Ok, so here's a hypothetical way do it that works without any pitch references and is in principle exact, assuming a guitar that behaves ideally (neglecting inharmonicity, which is really quite uncautious for plucked string instruments) and only needing some timing reference.
What you do is, you first tune the guitar to Pythagorean tuning. That works the way you described, by matching 3rd to 4th harmonics of neighbouring strings E to g. Then you tune the b string to a perfect twelfth (3rd harmonic) above the E string.
Now at this point you may think the guitar is in (relative) tune, and therefore there should be a major third between the g and b string. But it's not, actually! Not what we normally call a consonant major third. Rather, it's a Pythagorean third, with frequency ratio 81:64, while a just-intonation third has ratio 5:4 = 80:64 (a 12-edo major third lies right between these two variants).

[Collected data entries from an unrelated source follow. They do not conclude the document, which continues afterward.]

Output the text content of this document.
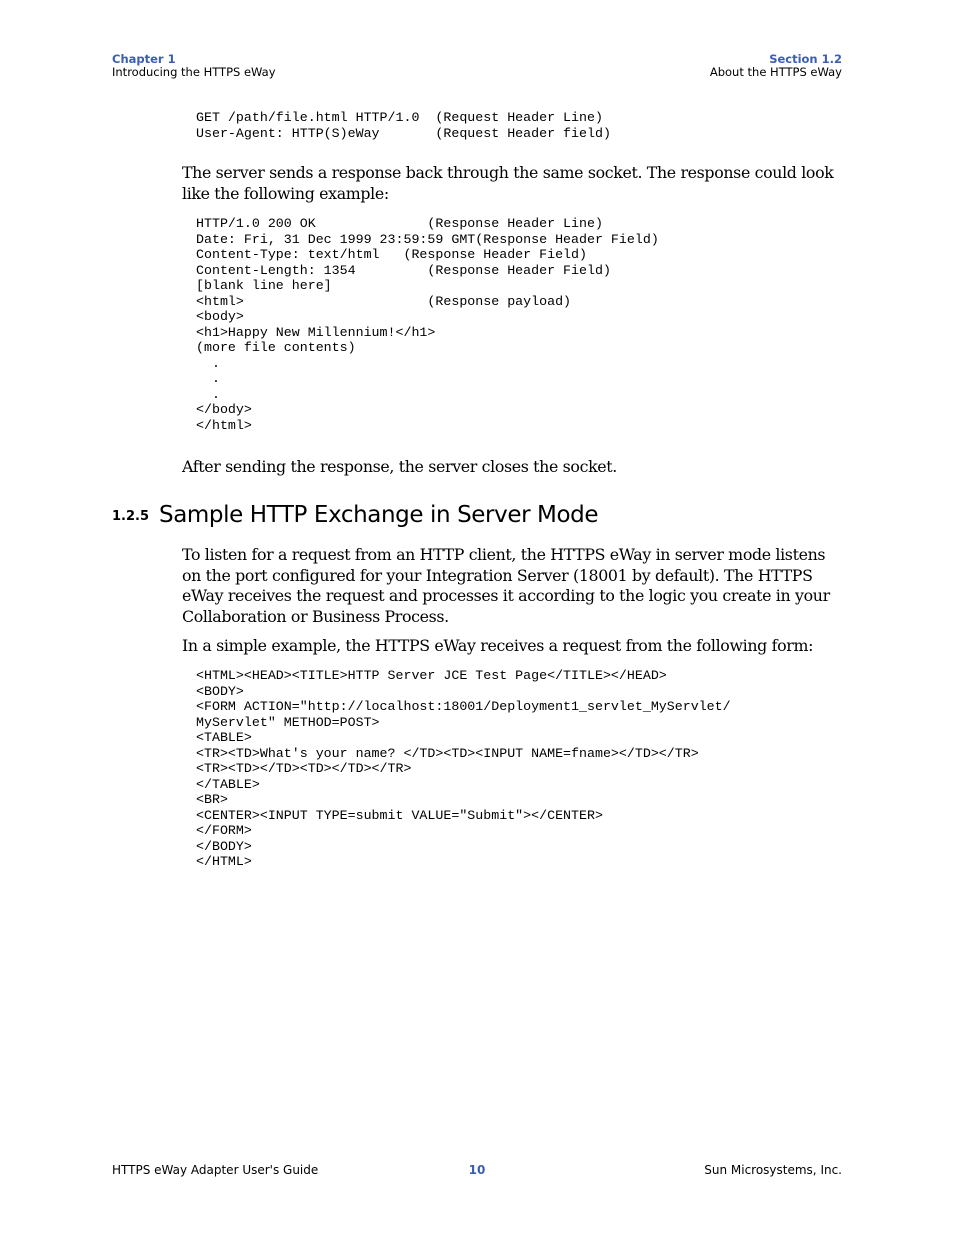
Chapter 1
Introducing the HTTPS eWay
Section 1.2
About the HTTPS eWay
GET /path/file.html HTTP/1.0  (Request Header Line)
User-Agent: HTTP(S)eWay       (Request Header field)

The server sends a response back through the same socket. The response could look like the following example:

HTTP/1.0 200 OK              (Response Header Line)
Date: Fri, 31 Dec 1999 23:59:59 GMT(Response Header Field)
Content-Type: text/html   (Response Header Field)
Content-Length: 1354         (Response Header Field)
[blank line here]
<html>                       (Response payload)
<body>
<h1>Happy New Millennium!</h1>
(more file contents)
.
.
.
</body>
</html>

After sending the response, the server closes the socket.

1.2.5 Sample HTTP Exchange in Server Mode

To listen for a request from an HTTP client, the HTTPS eWay in server mode listens on the port configured for your Integration Server (18001 by default). The HTTPS eWay receives the request and processes it according to the logic you create in your Collaboration or Business Process.

In a simple example, the HTTPS eWay receives a request from the following form:

<HTML><HEAD><TITLE>HTTP Server JCE Test Page</TITLE></HEAD>
<BODY>
<FORM ACTION="http://localhost:18001/Deployment1_servlet_MyServlet/
MyServlet" METHOD=POST>
<TABLE>
<TR><TD>What's your name? </TD><TD><INPUT NAME=fname></TD></TR>
<TR><TD></TD><TD></TD></TR>
</TABLE>
<BR>
<CENTER><INPUT TYPE=submit VALUE="Submit"></CENTER>
</FORM>
</BODY>
</HTML>
HTTPS eWay Adapter User's Guide	10	Sun Microsystems, Inc.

That ratio 81:80 is called syntonic comma; it's a small-ish but significant discrepancy between tuning systems. Small enough at any rate that the comparison of both tones yields a beat with frequency you can literally count: you generate the just-intonation third (+two octaves) above the g-string, realised as the string's fifth harmonic (over the 4th fret). This you compare with the Pythagorean third in the same octave, which you find as the 4th harmonic on the b string.
Let's compare the ideal frequencies of both these tones. Starting from a440, we have 110 Hz for the open A string,
- so 3/4 of that for the E string, times 3 for the b string, times 4 for the harmonic you play thereon. the 4s cancel, we end up with exactly 990 Hz.
- 4/3 of that for the d string, again 4/3 for the g string, then fifth harmonic. 110 Hz × 42/32 × 5 comes out as 977.77... Hz.
So for ideal conditions, our beat frequency should be the difference of 12.22 Hz – scaling up linearly with the absolute tuning reference, so if we adjust that until it comes out with that frequency, we'd theoretically proven a perfect 440 Hz concert pitch.
How about practice?
Turns out this really doesn't work very well, mainly because the strings do have considerable different inharmonicity, and because those high flageolett notes decay too fast for counting enough beats to get the statistical errors reasonably low. 12.22 is triplets on tempo 244, but if I try the on my classical guitar the beat comes out more as quavers in that tempo – meaning, the error actually is something like a fifth!
So, this this definitely won't help you getting closer than within a semitone, but IMO it's still an interesting idea to consider.